Sep 3, 2004

Libreros

A veces no sé qué hacer con las palabras. No con las mías que sólo como Autriz me importan (esas las traigo a este lugar). No con esas renegadas tuyas que alguna vez me entregaste y que se han neagado a terminar de marcharse (esas están en el bote de la basura que el tiempo no ha pasado a recoger). No con las de la despedida que no tuvimos. Con las de los otros que sólo tú entenderías. ¿Qué hago con ellas? Todavía no sé. Antes sí sabía. Antes las colocaba con alegría en el librero que construimos y esperaba tu sonrisa cómplice. Saboreaba imaginarte en el camión, cubierto de inverno y bufanda mientras Almudena te transformaba en Juan Olmedo. Aguardaba expectante los intertextos que encontrarías en lo que nos acababa de pasar. Así de pronto, me descubría Lucrecia despojada de bufanda. Julio, por ejemplo, siempre tenía algo que hablaba de nosotros.
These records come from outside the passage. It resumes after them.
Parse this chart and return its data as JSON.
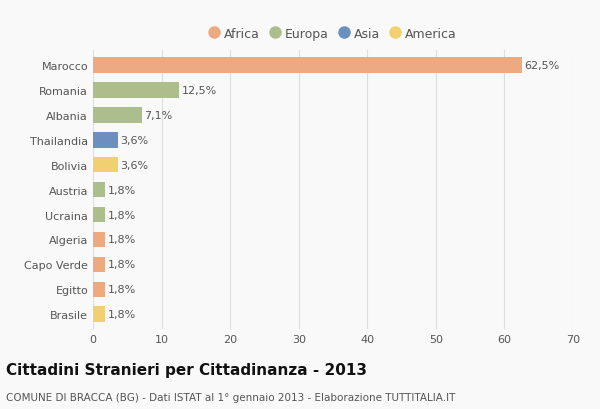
{
  "countries": [
    "Marocco",
    "Romania",
    "Albania",
    "Thailandia",
    "Bolivia",
    "Austria",
    "Ucraina",
    "Algeria",
    "Capo Verde",
    "Egitto",
    "Brasile"
  ],
  "values": [
    62.5,
    12.5,
    7.1,
    3.6,
    3.6,
    1.8,
    1.8,
    1.8,
    1.8,
    1.8,
    1.8
  ],
  "labels": [
    "62,5%",
    "12,5%",
    "7,1%",
    "3,6%",
    "3,6%",
    "1,8%",
    "1,8%",
    "1,8%",
    "1,8%",
    "1,8%",
    "1,8%"
  ],
  "continents": [
    "Africa",
    "Europa",
    "Europa",
    "Asia",
    "America",
    "Europa",
    "Europa",
    "Africa",
    "Africa",
    "Africa",
    "America"
  ],
  "continent_colors": {
    "Africa": "#EDAA80",
    "Europa": "#ABBE8B",
    "Asia": "#6B8FBF",
    "America": "#F0D070"
  },
  "legend_order": [
    "Africa",
    "Europa",
    "Asia",
    "America"
  ],
  "title": "Cittadini Stranieri per Cittadinanza - 2013",
  "subtitle": "COMUNE DI BRACCA (BG) - Dati ISTAT al 1° gennaio 2013 - Elaborazione TUTTITALIA.IT",
  "xlim": [
    0,
    70
  ],
  "xticks": [
    0,
    10,
    20,
    30,
    40,
    50,
    60,
    70
  ],
  "background_color": "#f9f9f9",
  "bar_height": 0.62,
  "title_fontsize": 11,
  "subtitle_fontsize": 7.5,
  "label_fontsize": 8,
  "tick_fontsize": 8,
  "legend_fontsize": 9,
  "text_color": "#555555",
  "title_color": "#111111",
  "grid_color": "#dddddd"
}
Desde que te dije "me da pena", hasta ese día en que no soportaste más mis ojos de pájaro y te consolaste pensando que claro que me curaría, y eso que yo te quería como tú nunca me quisiste. No sé si la mujer que vivía en la arena haya sido un terrible presagio de que lo nuestro se nos escapaba como las dunas de entre las manos. No sé si a través de ella quisiste decirme que te sentías aprisionado. Nunca entendí por qué me lo prestaste. Nó sé si mi Morirás lejos deshojado y sin leer (por tí) me lo debió de haber dicho antes.
El gozo es siempre mayor cuando se comparte. Es de esas cosas que no disminuyen cuando se le regalan a otros. El gozo de las palabras es difícil de compartir. No a todo mundo le hablan igual. Y eso me gustaba mucho. Eso me hace falta mucho. Olvídate de los cuerpos y los planes compartidos. Cuerpos sobran (¿verdad?), y los planes, para algunos, son como un cajón interminable de calcetines limpios que se cambian cuantas veces sea necesario. Pues bien, hoy lo que me entristece más (y me sorprende escribir en-tris-te-ce porque habitualmente lo que existe es i-ra, e-no-jo) es esto.
Algunas veces termino de leer una línea, o un párrafo y busco tus ojos. A veces repito para mí una y otra vez la frase esa que sólo tú entenderías y mi mano sin querer alcanza el teléfono. Y entonces me doy cuenta de que no estás. La mayoría de las veces, el impulso es el de terminar cuanto antes eso que esté leyendo y correr a dejarlo sobre tu mesita de noche. Regalarte el volumen para que lo lleves contigo en el metro y te acompañe. Cobijarte por las noches con estas palabras ajenas. Porque las mías hace mucho que no te calentaban. Me muero, me muero de ganas de escribir aquí la referencia para que vayas corriendo a leer este libro indispensable que tengo entre las manos y que no puedo recomendarte.

Lo bueno es que de puras ganas nadie todavía se muere, y con ellas me voy a quedar.